Investors may be exposed to Tax Office action because many of the collapsed schemes can no longer carry out their businesses in the way that attracted the favourable tax treatment in the first place.
The potential tax blow would represent a triple whammy for investors in the failed managed investment schemes.
First, the 18,000 investors in Timbercorp who paid $1 billion and the 43,000 investors in Great Southern who paid $1.8 billion face the prospect of losing almost all their investments in the two managers, which collapsed in April and May.
Second, to enhance the tax-effective nature of the schemes, many investors borrowed heavily to invest in them, with revelations investors need to pay out $615 million in loans for Great Southern alone.
Third, the Tax Office may rule that deductions made under the schemes are void because they are no longer operating within the product ruling they gained for favourable tax treatment.
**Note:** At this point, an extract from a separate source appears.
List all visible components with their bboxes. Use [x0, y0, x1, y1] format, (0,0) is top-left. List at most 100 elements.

The general manager of policy and research at CPA Australia, Paul Drum, said deductibility for investors in 2007-08 schemes would be questionable because the schemes may not have fulfilled the measures outlined in the product disclosure statements.
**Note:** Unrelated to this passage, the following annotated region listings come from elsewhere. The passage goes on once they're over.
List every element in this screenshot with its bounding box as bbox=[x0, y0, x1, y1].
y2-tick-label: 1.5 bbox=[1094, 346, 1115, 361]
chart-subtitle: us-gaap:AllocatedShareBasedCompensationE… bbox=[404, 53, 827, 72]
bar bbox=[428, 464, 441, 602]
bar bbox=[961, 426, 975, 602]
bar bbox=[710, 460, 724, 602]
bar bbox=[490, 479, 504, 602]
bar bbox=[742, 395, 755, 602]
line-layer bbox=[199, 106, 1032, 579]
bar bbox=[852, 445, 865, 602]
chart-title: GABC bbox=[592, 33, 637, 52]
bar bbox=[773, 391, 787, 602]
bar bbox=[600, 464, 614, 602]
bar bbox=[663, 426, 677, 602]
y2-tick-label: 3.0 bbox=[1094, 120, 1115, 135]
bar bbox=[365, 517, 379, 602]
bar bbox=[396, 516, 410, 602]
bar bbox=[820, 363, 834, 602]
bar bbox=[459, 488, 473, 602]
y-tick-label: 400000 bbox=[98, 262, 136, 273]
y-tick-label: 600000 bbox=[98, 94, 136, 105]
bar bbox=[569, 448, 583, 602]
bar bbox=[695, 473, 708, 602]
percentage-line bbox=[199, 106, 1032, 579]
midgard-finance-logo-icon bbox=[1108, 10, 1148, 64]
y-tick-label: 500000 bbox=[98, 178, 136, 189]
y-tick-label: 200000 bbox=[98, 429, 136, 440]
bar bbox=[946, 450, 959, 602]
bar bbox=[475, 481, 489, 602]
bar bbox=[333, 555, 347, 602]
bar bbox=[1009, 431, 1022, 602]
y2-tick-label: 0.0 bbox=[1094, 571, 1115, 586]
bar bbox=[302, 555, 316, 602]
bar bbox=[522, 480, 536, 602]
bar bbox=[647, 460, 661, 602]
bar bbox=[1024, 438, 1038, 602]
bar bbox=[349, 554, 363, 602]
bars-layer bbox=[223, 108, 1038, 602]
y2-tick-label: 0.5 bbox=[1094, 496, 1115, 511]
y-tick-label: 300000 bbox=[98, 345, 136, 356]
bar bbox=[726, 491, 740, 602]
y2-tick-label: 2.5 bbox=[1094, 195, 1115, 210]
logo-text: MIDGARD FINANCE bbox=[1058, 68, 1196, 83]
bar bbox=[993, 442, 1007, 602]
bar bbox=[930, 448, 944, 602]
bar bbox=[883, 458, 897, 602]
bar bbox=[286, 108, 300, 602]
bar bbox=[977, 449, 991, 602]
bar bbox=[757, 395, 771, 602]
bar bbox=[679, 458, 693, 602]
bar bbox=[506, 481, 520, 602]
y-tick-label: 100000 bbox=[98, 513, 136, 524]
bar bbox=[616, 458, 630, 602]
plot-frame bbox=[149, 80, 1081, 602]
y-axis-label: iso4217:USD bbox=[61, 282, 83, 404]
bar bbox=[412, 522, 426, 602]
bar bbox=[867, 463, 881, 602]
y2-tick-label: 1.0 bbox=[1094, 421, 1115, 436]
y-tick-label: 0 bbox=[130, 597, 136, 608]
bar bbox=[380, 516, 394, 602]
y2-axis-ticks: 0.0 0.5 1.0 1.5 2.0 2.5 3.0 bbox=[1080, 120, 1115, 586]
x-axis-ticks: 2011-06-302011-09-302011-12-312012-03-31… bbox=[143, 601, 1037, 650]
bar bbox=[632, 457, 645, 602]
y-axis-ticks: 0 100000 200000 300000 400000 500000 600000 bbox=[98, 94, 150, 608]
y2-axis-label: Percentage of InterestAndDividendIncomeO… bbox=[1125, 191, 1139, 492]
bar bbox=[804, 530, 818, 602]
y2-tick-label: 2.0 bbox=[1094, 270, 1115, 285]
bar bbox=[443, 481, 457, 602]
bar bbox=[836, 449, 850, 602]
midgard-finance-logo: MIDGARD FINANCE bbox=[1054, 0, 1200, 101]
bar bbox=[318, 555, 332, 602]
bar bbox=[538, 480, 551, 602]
The schemes only attract favourable tax treatment on the basis of what their prospectuses said the businesses would do.
The ATO says in its guidance on product rulings that investors should "take appropriate action to ensure that the scheme is carried out in accordance with the product ruling".
But in the case of a collapse, the business of growing trees necessarily departs from the prospectuses.
At Timbercorp, investors in 2007-08 were able to claim a 100 per cent deduction on their investment of $50 million into forestry schemes.
But Timbercorp's administrator, KordaMentha, has called a halt to planting the forestry schemes from 2007-08 because it regards them as insolvent, raising questions about the performance of the schemes in line with the tax product ruling.
A member of a Timbercorp investors' committee, Chris Garnaut, said: "It would be extraordinarily unfortunate if the Tax Office took a hard hand on this given the intentions of the investors."
The deputy commissioner for aggressive tax planning, Stephanie Martin, said yesterday the Tax Office was not interested in a company's solvency, or clawing back deductions from failed businesses.
But she said it would be reviewing whether failed schemes had differed materially from the prospectus used as the basis for a product ruling.